Wie weit kann man eigentlich sehen?

Wie weit kann man ohne Fernglas sehen? Die Bergkette am Horizont ist ungefähr 140 Kilometer entfernt. Foto: Martin Regensburg / wikipedia.de

Habt ihr euch schon einmal überlegt, wie weit ihr mit bloßem Auge – also ohne Fernglas oder Teleskop – gucken könnt? Das ist keine so einfache Frage, weil uns immer irgendwas die Sicht versperrt: In der Stadt stehen Häuser im Weg und in der freien Natur hindert uns vielleicht ein Baum, ein Hügel oder ein weit entfernter Berg daran, in noch weitere Ferne zu blicken.

Also müssten wir einen riesengroßen Platz finden, der in alle Richtungen völlig eben ist, auf dem kein Haus oder Baum steht, um herauszufinden, wie weit man mit bloßem Auge gucken kann. So einen Platz gibt es tatsächlich; dazu muss man einfach nur weit genug auf das offene Meer hinausfahren.

Aber leider: Selbst hier können wir nicht wirklich feststellen, wie weitman mit bloßem Auge blicken kann. Denn durch die Krümmung der Erdoberfläche verschwinden ab einer Entfernung von fünf Kilometern alle Dinge allmählich hinter dem Horizont. Auf der Erde lässt sich die Frage anscheinend also nicht beantworten.

Also bietet sich als nächs­tes der Blick in den Himmel an. Hier sehen wir als nächstgelegene Himmelskörper Mond und Sonne. Der Mond ist 384.400 Kilometer von uns entfernt, die Sonne sogar 150 Millionen Kilometer. Diese gewaltigen Entfernungen geben uns den Hinweis, dass wir natürlich immer genau so weit blicken können, wie das Objekt entfernt ist, dessen Lichtstrahlen wir hier auf der Erde gerade noch sehen können.
Sicher habt ihr schon einmal von der Lichtgeschwindigkeit gehört? Das Licht bewegt sich mit ungefähr 300.000 Kilometern in der Sekunde durchs Weltall. Nichts, das wir kennen, kann sich schneller bewegen. In einer einzigen Sekunde könnte ein Lichtstrahl siebeneinhalb Mal die Erde umkreisen, so schnell ist das Licht.

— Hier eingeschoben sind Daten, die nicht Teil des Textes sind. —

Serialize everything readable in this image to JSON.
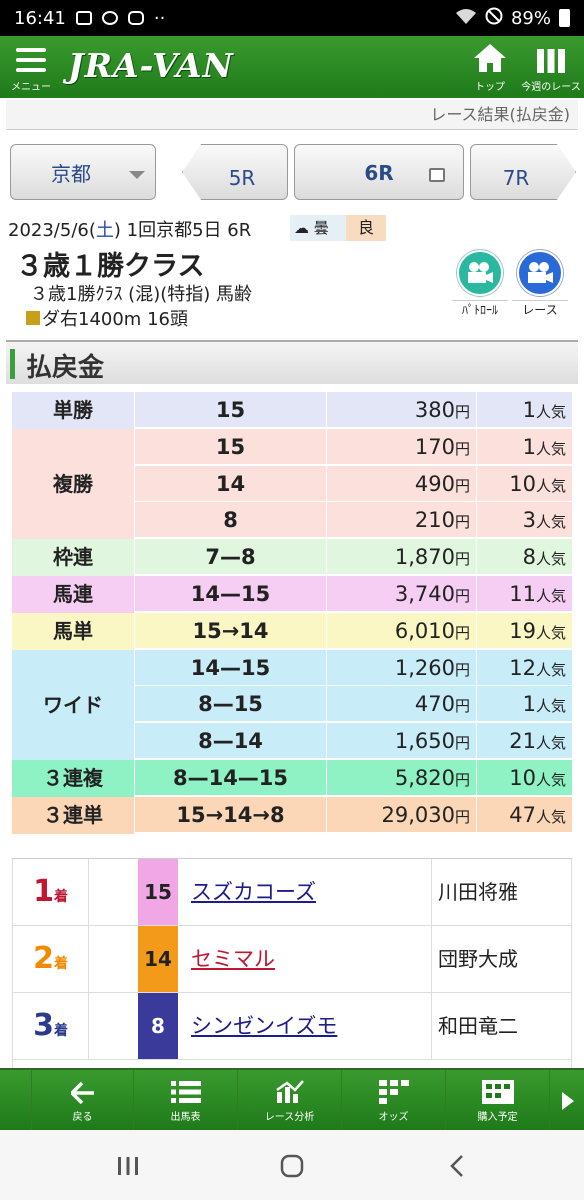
{
  "status_bar": {
    "time": "16:41",
    "battery": "89%"
  },
  "header": {
    "menu_label": "メニュー",
    "logo": "JRA-VAN",
    "top_label": "トップ",
    "week_label": "今週のレース"
  },
  "page_title": "レース結果(払戻金)",
  "race_nav": {
    "venue": "京都",
    "prev": "5R",
    "current": "6R",
    "next": "7R"
  },
  "race_info": {
    "date_prefix": "2023/5/6(",
    "weekday": "土",
    "date_suffix": ") 1回京都5日 6R",
    "weather": "曇",
    "track_condition": "良",
    "class_name": "３歳１勝クラス",
    "conditions": "３歳1勝ｸﾗｽ (混)(特指) 馬齢",
    "course": "ダ右1400m 16頭",
    "patrol_label": "ﾊﾟﾄﾛｰﾙ",
    "race_video_label": "レース"
  },
  "section_title": "払戻金",
  "yen_unit": "円",
  "pop_unit": "人気",
  "payouts": [
    {
      "type": "単勝",
      "color": "#e3e6f6",
      "rows": [
        {
          "combo": "15",
          "amount": "380",
          "pop": "1"
        }
      ]
    },
    {
      "type": "複勝",
      "color": "#fbe0dc",
      "rows": [
        {
          "combo": "15",
          "amount": "170",
          "pop": "1"
        },
        {
          "combo": "14",
          "amount": "490",
          "pop": "10"
        },
        {
          "combo": "8",
          "amount": "210",
          "pop": "3"
        }
      ]
    },
    {
      "type": "枠連",
      "color": "#e1f6df",
      "rows": [
        {
          "combo": "7—8",
          "amount": "1,870",
          "pop": "8"
        }
      ]
    },
    {
      "type": "馬連",
      "color": "#f6cdf3",
      "rows": [
        {
          "combo": "14—15",
          "amount": "3,740",
          "pop": "11"
        }
      ]
    },
    {
      "type": "馬単",
      "color": "#fbf7c4",
      "rows": [
        {
          "combo": "15→14",
          "amount": "6,010",
          "pop": "19"
        }
      ]
    },
    {
      "type": "ワイド",
      "color": "#c8ecf8",
      "rows": [
        {
          "combo": "14—15",
          "amount": "1,260",
          "pop": "12"
        },
        {
          "combo": "8—15",
          "amount": "470",
          "pop": "1"
        },
        {
          "combo": "8—14",
          "amount": "1,650",
          "pop": "21"
        }
      ]
    },
    {
      "type": "３連複",
      "color": "#8ef2c4",
      "rows": [
        {
          "combo": "8—14—15",
          "amount": "5,820",
          "pop": "10"
        }
      ]
    },
    {
      "type": "３連単",
      "color": "#fbd7b8",
      "rows": [
        {
          "combo": "15→14→8",
          "amount": "29,030",
          "pop": "47"
        }
      ]
    }
  ],
  "results": [
    {
      "rank": "1",
      "rank_suffix": "着",
      "rank_color": "#c0162f",
      "number": "15",
      "number_bg": "#f1a6e6",
      "number_fg": "#222222",
      "horse": "スズカコーズ",
      "horse_color": "#1c1c8c",
      "jockey": "川田将雅"
    },
    {
      "rank": "2",
      "rank_suffix": "着",
      "rank_color": "#f08a00",
      "number": "14",
      "number_bg": "#f39a1a",
      "number_fg": "#222222",
      "horse": "セミマル",
      "horse_color": "#c0162f",
      "jockey": "団野大成"
    },
    {
      "rank": "3",
      "rank_suffix": "着",
      "rank_color": "#2a3a8c",
      "number": "8",
      "number_bg": "#3a3a9a",
      "number_fg": "#ffffff",
      "horse": "シンゼンイズモ",
      "horse_color": "#1c1c8c",
      "jockey": "和田竜二"
    }
  ],
  "bottom_nav": [
    {
      "label": "戻る",
      "icon": "back-arrow-icon"
    },
    {
      "label": "出馬表",
      "icon": "list-icon"
    },
    {
      "label": "レース分析",
      "icon": "analysis-chart-icon"
    },
    {
      "label": "オッズ",
      "icon": "odds-grid-icon"
    },
    {
      "label": "購入予定",
      "icon": "purchase-plan-icon"
    }
  ]
}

Die Sonne ist so weit von uns entfernt, dass ihr Licht etwa 8 Minuten und 19 Sekunden zu uns unterwegs ist. Aber wir können natürlich noch viel weiter sehen, als nur bis zur Sonne. Denn andere Sterne, die genauso groß und hell sind wie unsere Sonne, können wir sogar noch erkennen, wenn sie so weit entfernt sind, dass ihr Licht 60 Jahre zu uns braucht. Man sagt auch, dass sie „60 Lichtjahre“ entfernt sind.

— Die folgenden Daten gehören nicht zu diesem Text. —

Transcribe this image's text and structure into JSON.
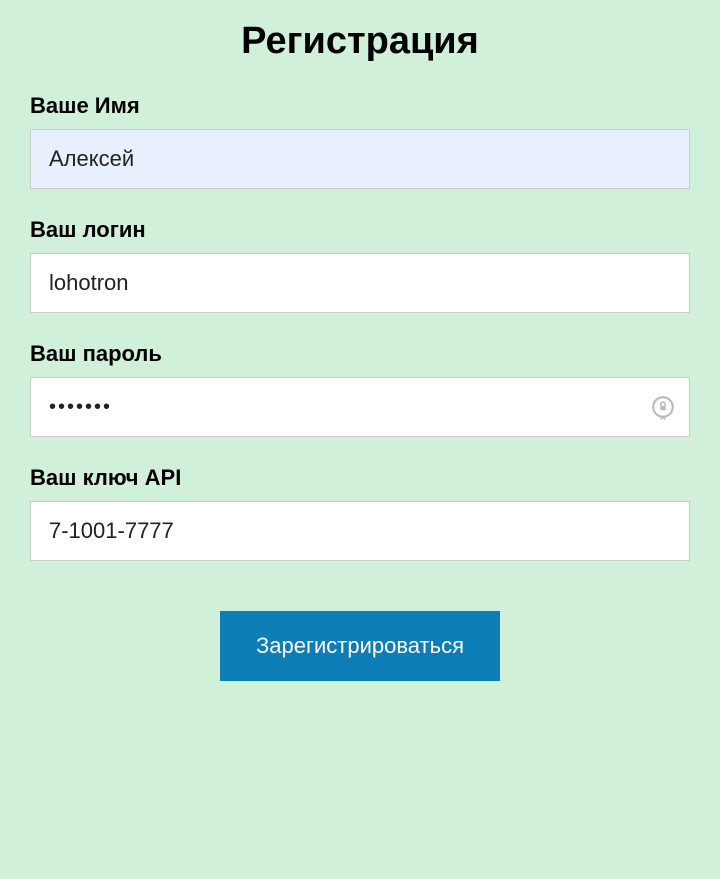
{
  "title": "Регистрация",
  "fields": {
    "name": {
      "label": "Ваше Имя",
      "value": "Алексей"
    },
    "login": {
      "label": "Ваш логин",
      "value": "lohotron"
    },
    "password": {
      "label": "Ваш пароль",
      "value": "•••••••"
    },
    "apiKey": {
      "label": "Ваш ключ API",
      "value": "7-1001-7777"
    }
  },
  "submit": {
    "label": "Зарегистрироваться"
  }
}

Wenn wir Sterne sehen wollen, die noch weiter entfernt sind, müssen sie heller oder größer sein als unsere Sonne. Aber auch das Licht sehr gro­ßer und heller Sterne wird für unsere Augen immer schwächer, je weiter sie entfernt sind. Denn ein Stern strahlt sein Licht in alle Richtung ab und daher fächert sich das Licht immer weiter auf, je weiter der Stern entfernt ist: Darum erscheint uns ein Stern nicht nur halb so hell, wenn er doppelt so weit entfernt ist, sondern sogar nur noch ein Viertel so hell.
Der vielleicht weitest entfernte Stern am Himmel, den wir mit bloßem Auge gerade noch am Nachthimmel sehen können, liegt im Sternbild Kassiopeia. Ganz unromantisch „V762 cas“ haben die Astronomen ihn genannt und er ist etwa 15.000 Lichtjahre von uns entfernt – sein Licht braucht also 15.000 Jahre, bevor es uns erreicht.

Ab ungefähr dieser Entfernung wird das Licht von einzelnen Sternen zu schwach, dass wir es noch ohne Fernrohr beobachten könnten. Trotzdem gibt es Objekte am Himmel, die mit bloßem Auge sichtbar und die noch weiter entfernt sind. Das sind zum Beispiel „Sternhaufen“, Ansammlungen hunderttausender Sterne, oder ganze Galaxien mit vielen Hundert Milliarden Sternen, wie unsere eigene Milchstraße.
Das am weitest entfernte Objekt, das wir unter allerbesten Bedingungen gerade noch mit bloßem Auge am Himmel sehen können, ist solch eine Galaxie. Sie trägt den Namen Dreiecksnebel und liegt im Sternbild Dreieck.
Etwa 2,8 Millionen Lichtjahre ist diese Galaxie von uns entfernt, – so weit, dass uns ihr Licht nur als winzig kleiner, verwaschener, nebliger Fleck erreicht.